Legend (Real, #6)(44)



“I’m not going anywhere.”

He takes another rebellious swig. I dial the hotel staff and, minutes later, they’re retrieving the minibar keys.

“You little *! You’re just a kid! You think you can come here . . . just because you’re buds with Tate now, you think you’re the shit?”

“I know I’m better than what you’ve been giving me. And you’re better than what you’re giving yourself. Hell, I’m better than what I’ve been giving myself. It’s changing, Oz. We’re not going to be the underdogs for long. We’re eating like champions and we’re acting like them.”

“You won’t last three minutes in the ring with Tate in the final. Nobody does.”

“I’m not nobody.” I toss his new bottle into the bag too. “Go clean up, get in the shower, sober up. We’re going to AA or I’ll carry you there. This has gone on long enough.”

? ? ?

WE ARRIVE LATE to the meeting. Rows of occupied chairs face a little podium where a guy is telling his story to the rest of those attending. I stop to pick up a booklet titled 12 STEPS and settle with Oz in the back row.

When the guy leaves the podium, I say, “Go up, Oz. Take a page from his book and go up there, make a promise to yourself.”

Oz is already restless without the booze. “You’re a f*cking *, Maverick.”

“But I’m all you’ve got. Here.” I pass him the booklet, and he grabs it and looks ready to combust. And that’s when I hear a familiar voice through the speakers, and I lift my head.

“I’m Reese and I’ve been sober for a year.”

Everyone nods in respect.

And I sit here, like a moron, staring at her like I’ve never seen her in my life.

“I’m shy in nature. Not very verbose and—” She stops talking when she spots me, her eyes flaring wide in a mix of surprise and concern and relief.

And I sit here, still a moron, ready to hang on to every word that comes out of that mouth while something like the scorpion on my back pricks me in the heart.

“I . . .” she struggles to continue, tearing her eyes free, “. . . didn’t have a lot of friends.

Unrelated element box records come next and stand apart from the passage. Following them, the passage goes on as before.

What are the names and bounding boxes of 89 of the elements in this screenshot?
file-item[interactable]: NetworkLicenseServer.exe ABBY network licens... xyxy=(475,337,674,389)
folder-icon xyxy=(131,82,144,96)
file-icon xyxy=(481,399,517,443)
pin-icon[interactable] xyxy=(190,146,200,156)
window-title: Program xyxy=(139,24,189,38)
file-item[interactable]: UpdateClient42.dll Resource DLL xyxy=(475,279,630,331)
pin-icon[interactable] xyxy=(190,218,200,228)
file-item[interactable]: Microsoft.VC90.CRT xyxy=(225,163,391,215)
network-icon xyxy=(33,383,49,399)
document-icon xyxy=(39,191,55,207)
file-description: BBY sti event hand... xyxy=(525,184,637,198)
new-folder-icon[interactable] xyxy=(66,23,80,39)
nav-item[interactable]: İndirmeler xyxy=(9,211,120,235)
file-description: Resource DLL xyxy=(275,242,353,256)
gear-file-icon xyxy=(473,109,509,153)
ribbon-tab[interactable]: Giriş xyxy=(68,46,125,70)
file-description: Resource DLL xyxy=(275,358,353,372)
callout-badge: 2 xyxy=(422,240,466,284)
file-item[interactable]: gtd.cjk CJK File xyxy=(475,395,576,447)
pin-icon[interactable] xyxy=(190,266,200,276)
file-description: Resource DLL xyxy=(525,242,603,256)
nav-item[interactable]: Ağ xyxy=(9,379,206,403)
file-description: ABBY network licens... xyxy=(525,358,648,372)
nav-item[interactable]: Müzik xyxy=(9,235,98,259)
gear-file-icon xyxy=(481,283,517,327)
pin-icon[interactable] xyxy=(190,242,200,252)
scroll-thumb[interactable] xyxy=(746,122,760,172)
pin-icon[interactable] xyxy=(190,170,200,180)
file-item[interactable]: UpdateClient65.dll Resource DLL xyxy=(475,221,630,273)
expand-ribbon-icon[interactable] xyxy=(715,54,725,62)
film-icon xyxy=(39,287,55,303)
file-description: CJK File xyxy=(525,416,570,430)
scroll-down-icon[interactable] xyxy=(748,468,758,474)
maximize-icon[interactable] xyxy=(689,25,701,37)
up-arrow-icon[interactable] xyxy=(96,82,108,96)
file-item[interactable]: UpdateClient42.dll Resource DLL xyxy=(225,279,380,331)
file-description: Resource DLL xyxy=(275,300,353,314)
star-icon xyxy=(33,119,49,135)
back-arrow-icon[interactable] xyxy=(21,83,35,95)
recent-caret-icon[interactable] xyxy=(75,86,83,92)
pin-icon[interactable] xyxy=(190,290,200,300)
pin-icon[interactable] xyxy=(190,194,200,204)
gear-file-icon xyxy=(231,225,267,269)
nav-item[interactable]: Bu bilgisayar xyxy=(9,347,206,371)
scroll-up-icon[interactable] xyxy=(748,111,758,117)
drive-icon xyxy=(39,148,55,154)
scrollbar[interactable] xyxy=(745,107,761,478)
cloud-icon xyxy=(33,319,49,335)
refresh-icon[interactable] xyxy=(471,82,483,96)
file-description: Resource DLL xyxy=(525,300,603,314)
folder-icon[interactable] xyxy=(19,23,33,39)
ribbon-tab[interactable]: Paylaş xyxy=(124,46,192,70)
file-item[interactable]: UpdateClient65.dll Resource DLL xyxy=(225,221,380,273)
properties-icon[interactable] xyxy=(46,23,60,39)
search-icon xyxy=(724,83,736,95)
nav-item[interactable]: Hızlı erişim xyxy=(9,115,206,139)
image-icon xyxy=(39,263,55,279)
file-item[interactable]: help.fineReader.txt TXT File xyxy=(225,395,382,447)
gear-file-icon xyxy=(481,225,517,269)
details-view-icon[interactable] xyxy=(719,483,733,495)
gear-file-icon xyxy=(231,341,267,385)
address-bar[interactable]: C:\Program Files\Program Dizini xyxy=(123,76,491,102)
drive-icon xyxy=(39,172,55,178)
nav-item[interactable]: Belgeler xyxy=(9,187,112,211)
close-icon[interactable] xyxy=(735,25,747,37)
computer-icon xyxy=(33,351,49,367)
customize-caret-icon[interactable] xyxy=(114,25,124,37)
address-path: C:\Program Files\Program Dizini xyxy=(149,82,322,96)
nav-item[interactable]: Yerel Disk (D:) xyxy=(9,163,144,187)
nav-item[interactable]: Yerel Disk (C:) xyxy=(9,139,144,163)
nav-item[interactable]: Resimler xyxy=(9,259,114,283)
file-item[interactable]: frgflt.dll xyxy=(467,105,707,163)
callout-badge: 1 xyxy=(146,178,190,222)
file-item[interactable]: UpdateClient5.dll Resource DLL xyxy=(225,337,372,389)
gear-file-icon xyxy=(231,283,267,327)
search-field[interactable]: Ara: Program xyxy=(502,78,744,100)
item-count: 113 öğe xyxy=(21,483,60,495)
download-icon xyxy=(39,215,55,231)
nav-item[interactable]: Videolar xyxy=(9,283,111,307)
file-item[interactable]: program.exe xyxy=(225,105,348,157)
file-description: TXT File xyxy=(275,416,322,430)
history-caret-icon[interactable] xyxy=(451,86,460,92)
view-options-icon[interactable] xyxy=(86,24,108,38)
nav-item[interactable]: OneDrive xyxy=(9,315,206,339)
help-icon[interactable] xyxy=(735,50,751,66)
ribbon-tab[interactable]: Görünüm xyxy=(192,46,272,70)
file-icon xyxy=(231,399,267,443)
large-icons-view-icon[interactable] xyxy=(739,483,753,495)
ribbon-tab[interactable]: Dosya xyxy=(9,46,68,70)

My father taught in army school, so we traveled a lot. New schools every four years. It made lasting relationships difficult; impossible for me, really.” She pauses and swallows.

Reese Dumas.

Untouchable no matter how many times I’ve touched her.

A perfect body that makes my hands itch with the urge to run them over that figure, an old soda-bottle figure, tiny waist, perfect breasts, perfect ass.

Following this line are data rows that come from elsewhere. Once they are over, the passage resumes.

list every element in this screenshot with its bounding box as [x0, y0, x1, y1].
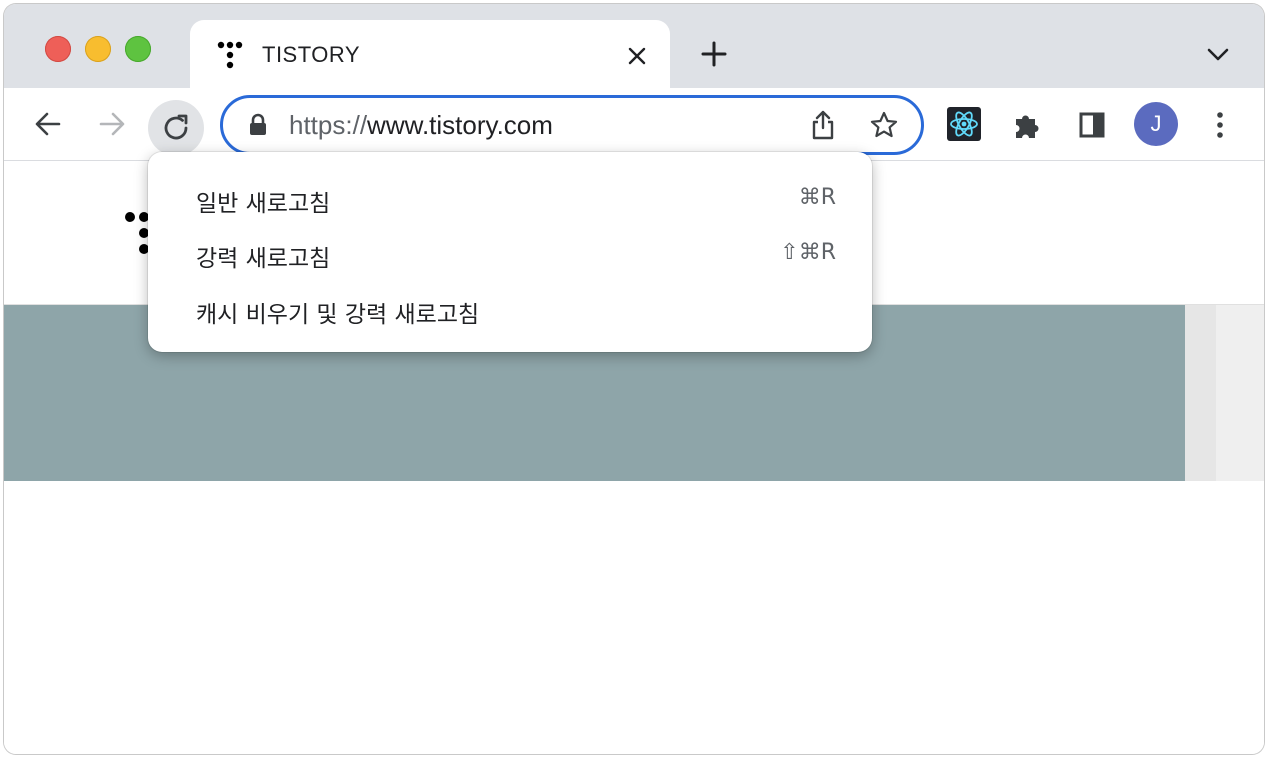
menu-item-hard-reload[interactable]: 강력 새로고침 ⇧⌘R — [148, 226, 872, 278]
reload-context-menu: 일반 새로고침 ⌘R 강력 새로고침 ⇧⌘R 캐시 비우기 및 강력 새로고침 — [148, 152, 872, 352]
react-devtools-icon[interactable] — [947, 107, 981, 141]
menu-item-shortcut: ⇧⌘R — [780, 240, 836, 265]
browser-window: TISTORY https://www.tistory.com J — [4, 4, 1264, 754]
forward-button[interactable] — [90, 102, 134, 146]
new-tab-button[interactable] — [700, 40, 728, 68]
menu-item-label: 일반 새로고침 — [196, 191, 331, 217]
url-scheme: https:// — [289, 110, 368, 140]
arrow-left-icon — [35, 112, 61, 136]
arrow-right-icon — [99, 112, 125, 136]
address-bar[interactable]: https://www.tistory.com — [220, 95, 924, 155]
close-icon[interactable] — [626, 45, 648, 67]
star-icon[interactable] — [869, 110, 899, 140]
tistory-dots-icon — [217, 41, 243, 69]
close-window-button[interactable] — [45, 36, 71, 62]
menu-item-label: 강력 새로고침 — [196, 246, 331, 272]
reload-icon — [164, 114, 188, 140]
tab-title: TISTORY — [262, 42, 361, 67]
menu-item-shortcut: ⌘R — [798, 185, 836, 210]
tab-tistory[interactable]: TISTORY — [190, 20, 670, 90]
puzzle-icon[interactable] — [1012, 110, 1044, 140]
minimize-window-button[interactable] — [85, 36, 111, 62]
zoom-window-button[interactable] — [125, 36, 151, 62]
lock-icon[interactable] — [248, 113, 268, 137]
tab-strip: TISTORY — [4, 4, 1264, 90]
chevron-down-icon[interactable] — [1206, 44, 1230, 64]
reload-button[interactable] — [148, 100, 204, 156]
more-vertical-icon[interactable] — [1206, 110, 1234, 140]
hero-banner-edge — [1216, 305, 1264, 481]
menu-item-normal-reload[interactable]: 일반 새로고침 ⌘R — [148, 171, 872, 223]
back-button[interactable] — [26, 102, 70, 146]
url-text[interactable]: https://www.tistory.com — [289, 110, 553, 141]
toolbar: https://www.tistory.com J — [4, 88, 1264, 161]
share-icon[interactable] — [809, 109, 837, 141]
side-panel-icon[interactable] — [1078, 111, 1106, 139]
menu-item-label: 캐시 비우기 및 강력 새로고침 — [196, 302, 480, 328]
profile-avatar[interactable]: J — [1134, 102, 1178, 146]
url-host: www.tistory.com — [367, 110, 553, 140]
menu-item-empty-cache-hard-reload[interactable]: 캐시 비우기 및 강력 새로고침 — [148, 282, 872, 334]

I can’t f*cking take my eyes off her.

“When I arrived at my last home at fifteen, I felt like I didn’t have anyone on the planet. I was too shy to reach out, even to those who were nice to me. I heard about the school parties, but I spent my nights at home. One New Year’s Eve, I had a glass of champagne and felt a little woozy. I ended up going to my first party, and I was invited to the next. I liked how free I felt, how fearless. It gave me courage to go out. Make friends. I got drunk the next weekend too. I talked more; I was fun; I wanted to be accepted, to connect. I was too closed off on my own. With alcohol, I made new friends, was invited to go out. I thought I was accepted, but when I was sober, I could see I was a diversion. And thinking my friends didn’t really like or know me made me want to drink more to make that go away.” She exhales.

“My parents realized what was going on about two years in. They might have suspected for a while, but I think they chalked it up to me being young. Two years my addiction was permanent, and they finally got me help. It was difficult at first. I started eating a little more in the beginning, to help curb my anxiety. I gained some weight, which I’ve been slowly losing at last. I have,” she looks at me, “a few friends now. But I am my own friend now too. I want what’s best for me. I want to be known for who I am, who I consciously choose to be, work hard to be. I’ve been sober for one year, and every day I beat this is a win for me. Thank you.” She nods, and before she leaves the podium, she’s looking at me. Just me. Eyes hopeful and bright, and a little apologetic too.

She ducks her head and leaves the stand, and then she takes her chair.

Too far away from me.

Too f*cking far away from me, a world away, when I want to crush her in my arms and tell her she’s amazing.

All this time. Reese quietly fighting her fight.

I sit here, still a moron, staring at the back of her head, reeling and knowing for a damn fact that I’m in love with this girl.

I want to set up house.

Pop out a couple of babies with this girl.

I want to protect her from a bottle or a man or a word or a f*cking raindrop or from f*cking me.

That’s how much I care about this girl.

Guess I’m not emotionally stunted after all.

Guess it just takes a second to realize what stares you in the face, slamming you like a punch in the gut.

She wanted a friend in me. I’ll be her friend, but I want so much more.

“You see her,” I whisper to Oz, and he frowns and nods. “That’s her. That’s my girl.”





TWENTY-SIX


UNVEILED


Reese

The room starts emptying when the session ends, and I find myself on my feet, unmoving, as the wall of lean muscle at my eye level starts coming toward me. I know this chest. I’ve touched it. I scratched it in orgasm. I know its owner, and for some reason I still can’t find the courage to look into his eyes.